ISTA Pharmaceuticals, Inc. reported preliminary efficacy and safety results for two Phase III clinical trials of a single injection of Vitrase for the treatment of severe vitreous hemorrhage. Data from the two Phase III studies did not show a statistically significant improvement in the primary (surrogate) endpoint. However, clinically relevant improvements in visual acuity were observed in each of the studies for Vitrase treated patients.

Clinically relevant changes in best-corrected visual acuity (BCVA), a secondary efficacy endpoint, for the 55 IU Vitrase dose were observed in both studies. The study conducted outside North America showed a statistically significant difference for the 55 IU Vitrase dose in the time required to achieve an improvement in BCVA of three or more lines on an eye chart on or before three months following treatment as compared to those receiving placebo treatment.

Additional analysis, not previously defined, showed statistically significant changes in two parameters, BCVA and vitreous hemorrhage density. Specifically, in both studies, a statistically significant improvement in BCVA was shown in the proportion of patients who had an improvement at scheduled intervals, e.g. at one month and two month visits following treatment with the 55 IU dose of Vitrase. These statistically significant findings extended to the three-month post-treatment visit in the study conducted outside North America. Statistically significant improvements in BCVA were not seen with any other doses of Vitrase at the three-month visit following treatment. Additionally, there was a decrease in the density of the vitreous hemorrhage that was clinically meaningful and statistically significant as compared to placebo at the month one, month two and month three visits for patients treated with the 55 IU dose of Vitrase in both studies.
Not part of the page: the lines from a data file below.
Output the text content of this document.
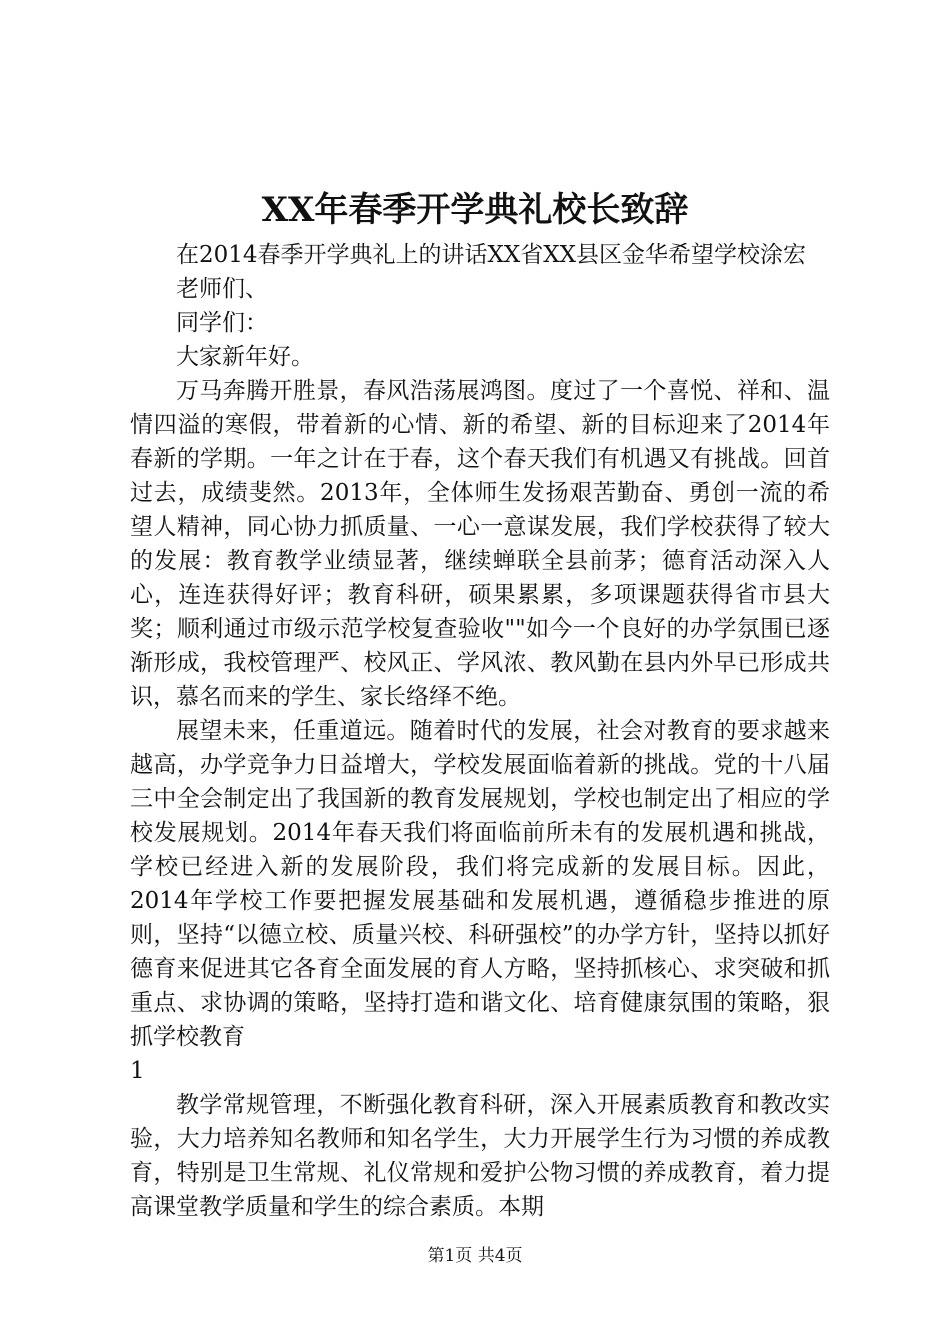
XX年春季开学典礼校长致辞

在2014春季开学典礼上的讲话XX省XX县区金华希望学校涂宏

老师们、

同学们：

大家新年好。

万马奔腾开胜景，春风浩荡展鸿图。度过了一个喜悦、祥和、温情四溢的寒假，带着新的心情、新的希望、新的目标迎来了2014年春新的学期。一年之计在于春，这个春天我们有机遇又有挑战。回首过去，成绩斐然。2013年，全体师生发扬艰苦勤奋、勇创一流的希望人精神，同心协力抓质量、一心一意谋发展，我们学校获得了较大的发展：教育教学业绩显著，继续蝉联全县前茅；德育活动深入人心，连连获得好评；教育科研，硕果累累，多项课题获得省市县大奖；顺利通过市级示范学校复查验收""如今一个良好的办学氛围已逐渐形成，我校管理严、校风正、学风浓、教风勤在县内外早已形成共识，慕名而来的学生、家长络绎不绝。

展望未来，任重道远。随着时代的发展，社会对教育的要求越来越高，办学竞争力日益增大，学校发展面临着新的挑战。党的十八届三中全会制定出了我国新的教育发展规划，学校也制定出了相应的学校发展规划。2014年春天我们将面临前所未有的发展机遇和挑战，学校已经进入新的发展阶段，我们将完成新的发展目标。因此，2014年学校工作要把握发展基础和发展机遇，遵循稳步推进的原则，坚持“以德立校、质量兴校、科研强校”的办学方针，坚持以抓好德育来促进其它各育全面发展的育人方略，坚持抓核心、求突破和抓重点、求协调的策略，坚持打造和谐文化、培育健康氛围的策略，狠抓学校教育

1

教学常规管理，不断强化教育科研，深入开展素质教育和教改实验，大力培养知名教师和知名学生，大力开展学生行为习惯的养成教育，特别是卫生常规、礼仪常规和爱护公物习惯的养成教育，着力提高课堂教学质量和学生的综合素质。本期

第1页 共4页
"We intend to meet with the FDA as soon as possible to discuss these results," said Vicente Anido, Jr., Ph.D., ISTA's CEO. "In the meantime, we will continue to thoroughly analyze the data in preparation for our next round of discussions with the agency."

Statistically significant ocular adverse events observed in both studies were iritis, hyperemia and ocular pain, with iritis the ocular adverse event of highest incident. Additionally, in the North America study, other statistically significant ocular adverse events included eye irritation, increased lacrimation, reduced visual acuity, vitreous hemorrhage, photophobia and photopsia.

A total of 1,306 patients were enrolled in one of two randomized, double- masked, placebo-controlled international studies. The 750 patients enrolled in the North American study were assigned to one of four treatment arms (saline injection, 7.5 IU, 55 IU or 75 IU Vitrase injection), while the 556 patients treated in the second study outside North America were assigned to one of three treatment arms (saline injection, 55 IU or 75 IU Vitrase injection).

In both studies, patients with a vitreous hemorrhage for at least one month were enrolled if their hemorrhage was designated as severe and their best corrected-visual acuity was worse than 20/200 at the time of entry into the study. Treatment success for the primary (surrogate) endpoint in both studies was defined as the clearance of vitreous hemorrhage sufficient to allow the diagnosis and appropriate treatment, if needed, of the underlying cause of the vitreous hemorrhage within three months following treatment. Additionally, at each study visit and specifically at months one, two and three following treatment, BCVA was assessed using an eye chart.

Vitrase has received "fast-track" designation for the treatment of severe vitreous hemorrhage from the FDA. Fast-track designation, under the FDA Modernization Act of 1997, applies to those new drugs intended for the treatment of serious or life-threatening conditions that demonstrate the potential to address an unmet medical need. Currently, the only medical treatment for vitreous hemorrhage is surgery. Based on market research ISTA commissioned in 1999, we believe that approximately 450,000 cases of vitreous hemorrhage occur each year in the United States and that approximately half of these cases would be candidates for treatment using Vitrase.